Rather, fresh asset sourcing is typically via private equity firms, banks and other institutional advisors, with lending to existing borrowers also relatively significant.  As mentioned above, the prevalence of sourcing new assets via sponsored deal flow more than any other non-brokered channel is widely in evidence, though data varies in terms of the extent of such dominance. This origination source is certainly more dominant in US than Europe, yet still some 75%-85% (according to Deloitte) of lending by funds in Europe comprise sponsored activity. (This range is corroborated noting info derived from selected direct lending fund pitch books).  A few funds have lending JVs with banks, whereby the funds complement, or even fully assume, loans underwritten by banks to their own borrowers.  Overall, we think the still-significant amount of dry-powder generally speaks to fund deployment bottlenecks given challenges in sourcing assets.

Loans originated by direct lenders in Europe hitherto tend to be dominated by unitranche formats by most accounts, with senior secured facilities most prevalent otherwise.    Other loan formats such as senior unsecured, mezzanine or junior/ second lien facilities, convertibles, PIK loans and other hybrids (as well as derivatives such as TRS) make up around 15-20% of direct lending types according to Deloitte.  Floaters are most common within the dominant senior secured and unitranche lending, with bullet maturities typically between 3 and 8 years.  Loans are normally embedded with call and LIBOR floor protection features, as is common in the large cap leveraged loan market.

Direct lenders are also known to originate assets in the private placement markets in Europe, particularly in Germany and France via the established Schuldschein and EuroPP markets, respectively.  (Involvement in the French market was catalysed by changes in insurance legislation in 2013 that allowed direct fund participation).  However, the penetration of such alternative funds in these markets is not thought to be significant by any measure. Indeed there is a valid argument in our view that private placement markets are more competition rather than complementary for direct lending funds, being for the most part capital market alternatives to bank lending for mid-to-large cap borrowers and dominated on the buy-side by insurance and other institutional money.  Certainly, in the case of the established and deep Schuldschein (ca. €90bn) market, standardised documentation, listing processes and legal governance better lends to mainstream institutional investor participation rather than to unlisted direct lending funds.

Geographically, most private credit mid-market activity centres on the UK, with France and Germany being the other two dominant jurisdictions.
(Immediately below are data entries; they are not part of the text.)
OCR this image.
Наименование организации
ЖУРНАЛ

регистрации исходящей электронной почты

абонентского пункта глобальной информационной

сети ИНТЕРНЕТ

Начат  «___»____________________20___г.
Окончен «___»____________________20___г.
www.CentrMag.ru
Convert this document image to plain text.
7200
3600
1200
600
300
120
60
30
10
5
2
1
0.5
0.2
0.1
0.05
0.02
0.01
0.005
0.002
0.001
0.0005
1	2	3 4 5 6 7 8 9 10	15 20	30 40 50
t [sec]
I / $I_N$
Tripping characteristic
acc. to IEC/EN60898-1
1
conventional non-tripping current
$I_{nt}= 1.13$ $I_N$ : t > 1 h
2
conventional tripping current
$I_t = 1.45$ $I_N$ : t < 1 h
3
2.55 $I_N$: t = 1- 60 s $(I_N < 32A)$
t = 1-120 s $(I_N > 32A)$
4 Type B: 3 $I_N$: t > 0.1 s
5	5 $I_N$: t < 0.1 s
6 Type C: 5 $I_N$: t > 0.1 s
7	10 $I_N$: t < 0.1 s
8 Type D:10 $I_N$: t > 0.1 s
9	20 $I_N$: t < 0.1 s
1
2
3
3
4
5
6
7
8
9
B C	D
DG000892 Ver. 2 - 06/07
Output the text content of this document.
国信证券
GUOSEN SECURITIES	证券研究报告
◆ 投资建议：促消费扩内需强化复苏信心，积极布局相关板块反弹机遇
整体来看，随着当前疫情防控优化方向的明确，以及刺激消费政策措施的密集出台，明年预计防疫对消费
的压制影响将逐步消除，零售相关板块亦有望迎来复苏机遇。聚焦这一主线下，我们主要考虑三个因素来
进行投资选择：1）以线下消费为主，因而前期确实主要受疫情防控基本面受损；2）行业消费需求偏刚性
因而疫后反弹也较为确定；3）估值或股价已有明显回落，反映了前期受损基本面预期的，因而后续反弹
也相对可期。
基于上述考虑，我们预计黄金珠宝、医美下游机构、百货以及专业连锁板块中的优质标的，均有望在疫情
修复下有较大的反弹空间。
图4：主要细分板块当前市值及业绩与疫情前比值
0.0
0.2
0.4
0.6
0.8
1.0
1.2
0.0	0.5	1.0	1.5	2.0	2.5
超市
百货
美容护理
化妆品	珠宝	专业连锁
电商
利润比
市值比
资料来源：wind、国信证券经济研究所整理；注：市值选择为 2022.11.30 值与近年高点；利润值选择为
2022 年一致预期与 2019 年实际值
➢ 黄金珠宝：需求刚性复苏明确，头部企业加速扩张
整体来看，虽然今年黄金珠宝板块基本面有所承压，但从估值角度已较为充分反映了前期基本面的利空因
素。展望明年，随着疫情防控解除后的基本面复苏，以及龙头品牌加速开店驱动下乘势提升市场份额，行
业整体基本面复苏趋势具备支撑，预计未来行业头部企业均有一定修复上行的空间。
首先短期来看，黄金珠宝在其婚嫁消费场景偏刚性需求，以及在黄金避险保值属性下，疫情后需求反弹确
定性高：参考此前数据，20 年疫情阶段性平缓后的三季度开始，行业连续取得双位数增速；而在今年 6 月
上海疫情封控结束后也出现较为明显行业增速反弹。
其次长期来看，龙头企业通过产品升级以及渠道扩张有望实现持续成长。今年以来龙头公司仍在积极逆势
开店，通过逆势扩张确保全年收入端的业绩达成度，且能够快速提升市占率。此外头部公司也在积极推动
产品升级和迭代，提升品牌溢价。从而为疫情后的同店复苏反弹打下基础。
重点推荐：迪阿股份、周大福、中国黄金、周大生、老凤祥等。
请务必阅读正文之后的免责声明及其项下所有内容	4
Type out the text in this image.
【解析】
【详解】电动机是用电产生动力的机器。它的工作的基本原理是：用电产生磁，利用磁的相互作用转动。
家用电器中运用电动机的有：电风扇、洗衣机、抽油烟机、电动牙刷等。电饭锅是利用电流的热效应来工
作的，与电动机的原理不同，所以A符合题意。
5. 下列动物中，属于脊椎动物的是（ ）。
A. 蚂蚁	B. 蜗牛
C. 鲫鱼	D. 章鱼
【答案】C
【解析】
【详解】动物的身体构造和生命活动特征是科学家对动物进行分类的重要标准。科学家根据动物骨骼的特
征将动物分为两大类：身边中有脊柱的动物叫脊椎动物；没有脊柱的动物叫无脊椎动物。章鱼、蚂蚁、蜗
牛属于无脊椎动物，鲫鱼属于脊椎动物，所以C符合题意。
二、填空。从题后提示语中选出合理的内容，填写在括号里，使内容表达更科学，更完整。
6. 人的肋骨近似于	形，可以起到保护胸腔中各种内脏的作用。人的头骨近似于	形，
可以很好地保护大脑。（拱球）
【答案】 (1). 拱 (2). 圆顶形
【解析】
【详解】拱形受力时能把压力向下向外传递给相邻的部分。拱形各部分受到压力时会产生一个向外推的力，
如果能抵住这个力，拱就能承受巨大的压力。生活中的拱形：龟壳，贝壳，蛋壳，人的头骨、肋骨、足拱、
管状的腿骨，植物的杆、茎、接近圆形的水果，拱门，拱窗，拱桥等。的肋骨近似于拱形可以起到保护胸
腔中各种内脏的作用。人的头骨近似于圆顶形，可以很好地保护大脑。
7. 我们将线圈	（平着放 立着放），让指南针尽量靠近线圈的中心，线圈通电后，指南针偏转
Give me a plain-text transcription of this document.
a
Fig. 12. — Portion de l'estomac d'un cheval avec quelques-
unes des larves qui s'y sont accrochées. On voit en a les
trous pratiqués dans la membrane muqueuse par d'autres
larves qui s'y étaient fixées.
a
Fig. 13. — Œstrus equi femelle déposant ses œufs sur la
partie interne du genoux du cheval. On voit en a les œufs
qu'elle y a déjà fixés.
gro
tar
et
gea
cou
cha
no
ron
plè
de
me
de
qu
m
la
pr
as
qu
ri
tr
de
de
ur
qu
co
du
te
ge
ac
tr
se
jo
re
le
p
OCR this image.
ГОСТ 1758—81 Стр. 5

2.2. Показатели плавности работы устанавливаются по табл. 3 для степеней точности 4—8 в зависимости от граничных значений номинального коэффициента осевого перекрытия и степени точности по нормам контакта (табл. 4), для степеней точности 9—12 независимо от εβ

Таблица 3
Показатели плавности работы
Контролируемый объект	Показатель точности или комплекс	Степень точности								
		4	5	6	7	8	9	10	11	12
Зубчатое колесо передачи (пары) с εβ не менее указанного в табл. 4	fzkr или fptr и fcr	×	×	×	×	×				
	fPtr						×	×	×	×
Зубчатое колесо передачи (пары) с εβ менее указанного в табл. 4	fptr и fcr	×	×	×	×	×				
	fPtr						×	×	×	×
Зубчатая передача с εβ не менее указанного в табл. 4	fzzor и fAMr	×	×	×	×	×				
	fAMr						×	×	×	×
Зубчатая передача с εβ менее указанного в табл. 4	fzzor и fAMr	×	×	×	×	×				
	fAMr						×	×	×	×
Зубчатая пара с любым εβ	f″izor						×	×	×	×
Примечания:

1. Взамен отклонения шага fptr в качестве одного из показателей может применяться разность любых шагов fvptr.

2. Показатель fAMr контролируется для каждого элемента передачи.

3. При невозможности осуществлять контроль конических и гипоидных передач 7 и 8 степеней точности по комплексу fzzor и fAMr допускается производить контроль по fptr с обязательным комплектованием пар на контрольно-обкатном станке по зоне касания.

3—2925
The UK’s historical dominance in such lending reflects the more liberal lending framework for non-banks and creditor-friendly recovery regimes.  European direct lending opportunities were put in motion more recently, led by ELTIF (European Long-Term Investment Fund) regulations since end-2015 across the EU which kick-started alternative investment funds’ (AIFs) ability to originate loans, subject to certain criteria.  Notably in this regard, German and – especially – French rules for non-bank lending were appreciably relaxed, though not fully liberalised noting that non-bank lending take-up thus far appears to be dominated by domestic funds. Many other European countries still explicitly require lenders to have banking licences in order to operate in domestic borrower markets.